# My Take on Lath & Plaster Wall Decals



## Deadlands (Jun 13, 2011)

I saw this tutorial (http://www.hauntforum.com/showthread.php?t=10217) a few years ago, and filed it away as being cool, but not immediately applicable to our haunt.

Well, it's been hard to convince the owner to bust holes in his new flats to do the real deal, and we have some walls that are relatively permanent, and need to look normal the other 360 days of the year.

So I decided to take the idea of contact paper lath and add more aging and dimension to it.
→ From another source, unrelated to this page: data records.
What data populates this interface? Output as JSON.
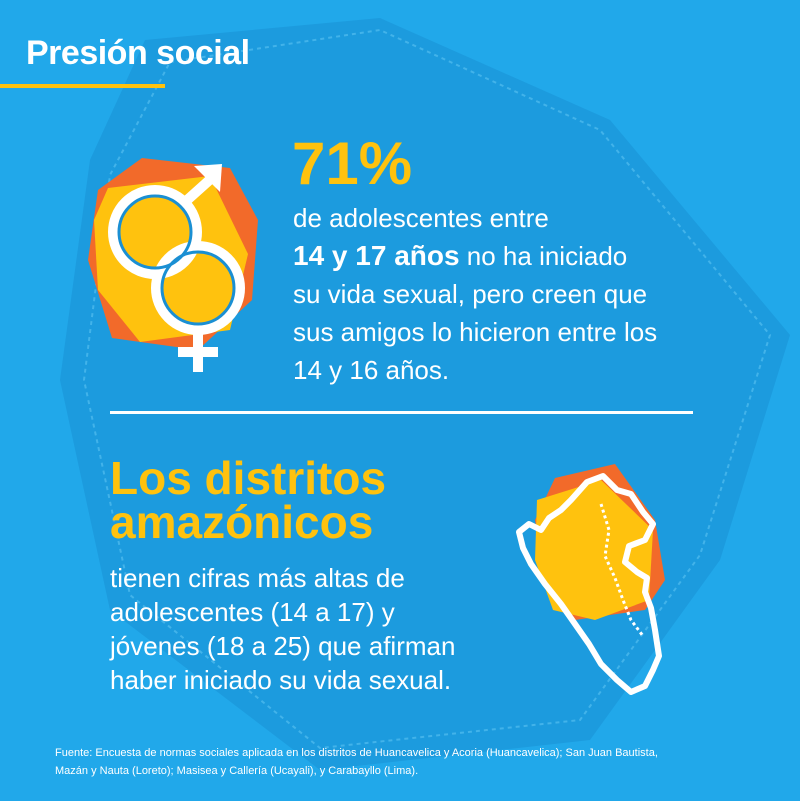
{
  "title": "Presión social",
  "stat": {
    "number": "71%",
    "line1": "de adolescentes entre",
    "bold": "14 y 17 años",
    "line2_rest": " no ha iniciado",
    "line3": "su vida sexual, pero creen que",
    "line4": "sus amigos lo hicieron entre los",
    "line5": "14 y 16 años."
  },
  "headline": {
    "line1": "Los distritos",
    "line2": "amazónicos"
  },
  "description": {
    "line1": "tienen cifras más altas de",
    "line2": "adolescentes (14 a 17) y",
    "line3": "jóvenes (18 a 25) que afirman",
    "line4": "haber iniciado su vida sexual."
  },
  "footnote": {
    "line1": "Fuente: Encuesta de normas sociales aplicada en los distritos de Huancavelica y Acoria (Huancavelica); San Juan Bautista,",
    "line2": "Mazán y Nauta (Loreto); Masisea y Callería (Ucayali), y Carabayllo (Lima)."
  },
  "colors": {
    "background": "#21a8ea",
    "hexagon": "#1a8fd3",
    "accent_yellow": "#ffc20e",
    "accent_orange": "#f26a2a",
    "text": "#ffffff"
  },
  "icons": [
    "hexagon-shape",
    "gender-symbols-icon",
    "peru-map-icon"
  ]
}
I initially only meant for these to be used in areas where guests were at least 5ft away, as I didn't think they'd really hold up to scrutiny. What surprised me is when I put it up on a wall, it held up as little as 2 feet away in direct line of sight, and less than half a foot away when put in your peripheral vision. This is all under natural light, not even show lighting.
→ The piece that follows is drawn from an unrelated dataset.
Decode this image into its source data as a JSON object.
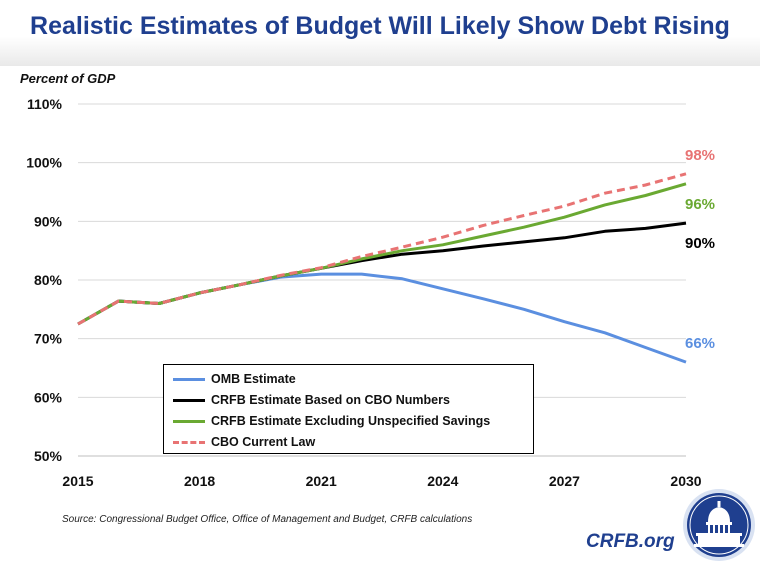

With the project cost coming in at a whopping $1 per posterboard (you can get 1 large patch, and multiple smaller cracks and holes per poster), this is a killer trick to fill out bare corners in your haunt, as long as it's covered, and not exposed to water.


----------



## bobzilla (Nov 13, 2008)

Very cool!
Great job


----------



## RoxyBlue (Oct 6, 2008)

That looks fabulous and you can't beat the price.


----------



## Hairazor (Mar 13, 2012)

Niiice!


----------



## Fiend4Halloween (Aug 28, 2008)

The overall look is great! Awesome price, finished product is very pro looking. Good job!


----------



## elputas69 (Oct 27, 2014)

Sweet! I'm going to try this.


----------



## The Halloween Lady (Aug 18, 2010)

Looks amazing! I did that a few years ago and yours puts mine to shame!!!


----------



## Headless (Sep 4, 2011)

I remember the original post as well but love what you've done in addition.


----------



## matrixmom (Aug 20, 2011)

This looks so authentic....cant believe it. Its the details and shading that really make it look real.


----------



## booberry crunch (Aug 14, 2014)

Wow, nicely done! That looks awesome!


----------